In Benner’s emailed responses to both Johnson and Loos, obtained by The Collegian, he cited concerns about power loss because of weather as one reason items were removed.
Loos did not agree that removing food from freezers was a necessary precaution, she said.
“I think even if the power were to go out, the power would come back on — [it] usually does — and if the freezer is not open, that’s probably not going to damage any of the items in the freezer,” Loos said.
Johnson agreed that a severe power outage seemed unlikely.
“In my four years at the university, I don’t think there has been a power outage due to weather that has lasted for more than an hour ever,” Johnson said.
Johnson said Benner had also written that UR planned to donate what food items they could, which Johnson said he was grateful for.
Loos did not think alcohol should be removed from refrigerators or freezers because it would not spoil like produce and was worried about her alcohol being removed, she said. Overall, she said she thought the situation could have been handled better.
“I don’t think they have a right to take [alcohol] and to take it without any sort of compensation or, honestly, an apology,” Loos said.
Brier Clough, a senior, said she did not think refrigerators and freezers needed to be completely cleaned out, specifically citing concerns about the removal of frozen food and alcohol. Clough said she did not know what had been taken from her apartment.
“I feel like there has got to be some kind of legal barring of, kind of, like, a removal of things [when] we are not sure what exactly is happening,” Clough said. “Like, we won’t know until we get back what’s been taken. So we have no power over the situation.”
Clough questioned what UR would do if illegal substances were found. Benner had not addressed contraband in his April 2 email.
“If this continues, then there’s problems with, you know, illegal substances and stuff on campus, and I don’t know how they’re going to handle it,” Clough said. “But I’m sure that it has to be considered, like, a problem that deserves amnesty because of everything going on. Like, it’s kind of like an illegal search without a warrant at that point, so it’s just kind of all very questionable right now.”

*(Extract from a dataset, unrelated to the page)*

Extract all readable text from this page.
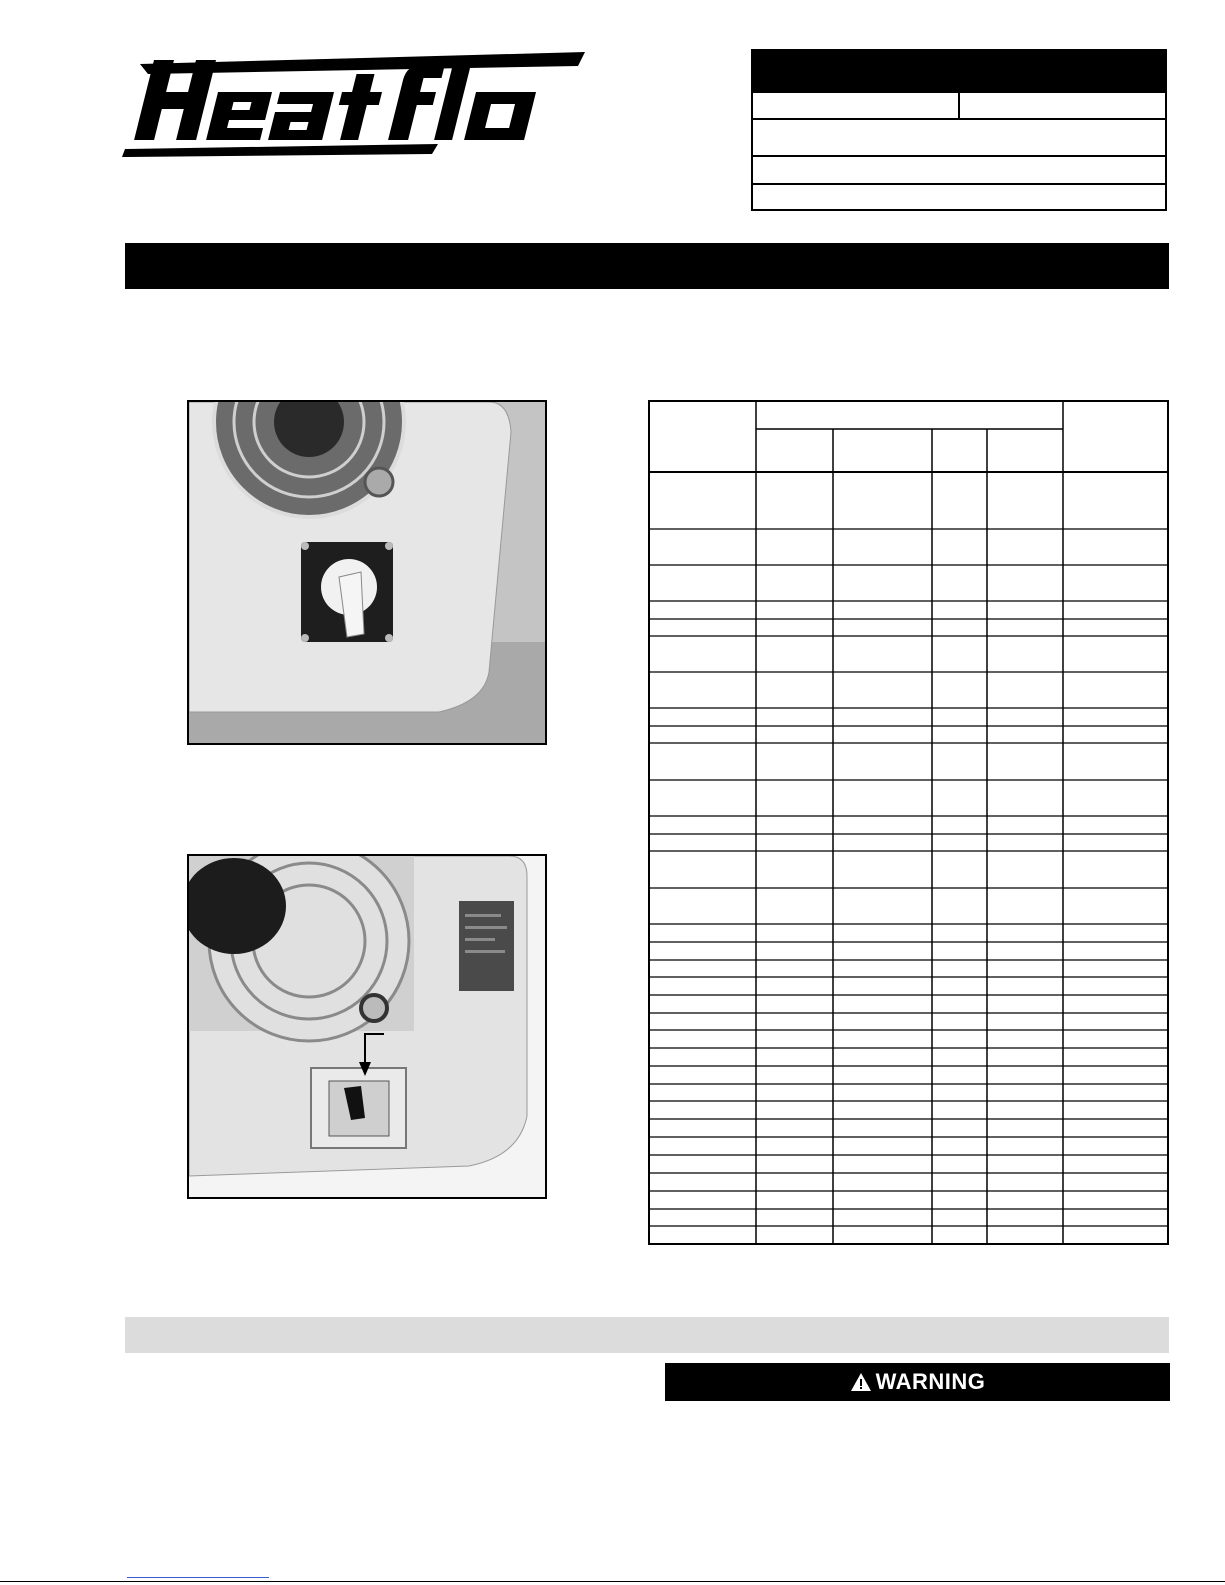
WARNING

Junior Rehan Iqbal is currently living alone in a suite-style room on campus and is one of two people living in Freeman Hall, he said. Iqbal panicked when he first heard perishables were going to be removed.
“I kind of had a mini panic attack because I did not know what the motive was,” Iqbal said. “So I thought they were getting rid of stuff because they were planning on moving us out.”
Iqbal said UR had implemented a sticky note system within residence halls to identify occupied rooms.
“They basically leave a sticky note there that says occupied and it says the date,” he said. “So mine says occupied as of April 8, 2020, and then it says my room number.”
Iqbal uses his suitemates’ refrigerator and freezer, with their permission, and was nervous about his food being removed from their unoccupied adjoining room, he said. He said the food in the adjoining room had not been removed as of April 11.
According to the UR housing policies webpage, “University employees may access rooms/apartments in accordance with university policies and procedures, which may be amended at the sole discretion of the University.
“University employees may enter the room for reasons deemed necessary, including but not limited to, emergencies, maintenance, inspections, repairs, inventory, reclaiming University property, health and fire safety inspections, rearranging furniture to accommodate new roommates, removal of abandoned belongings, resolving unsafe or unsanitary conditions.”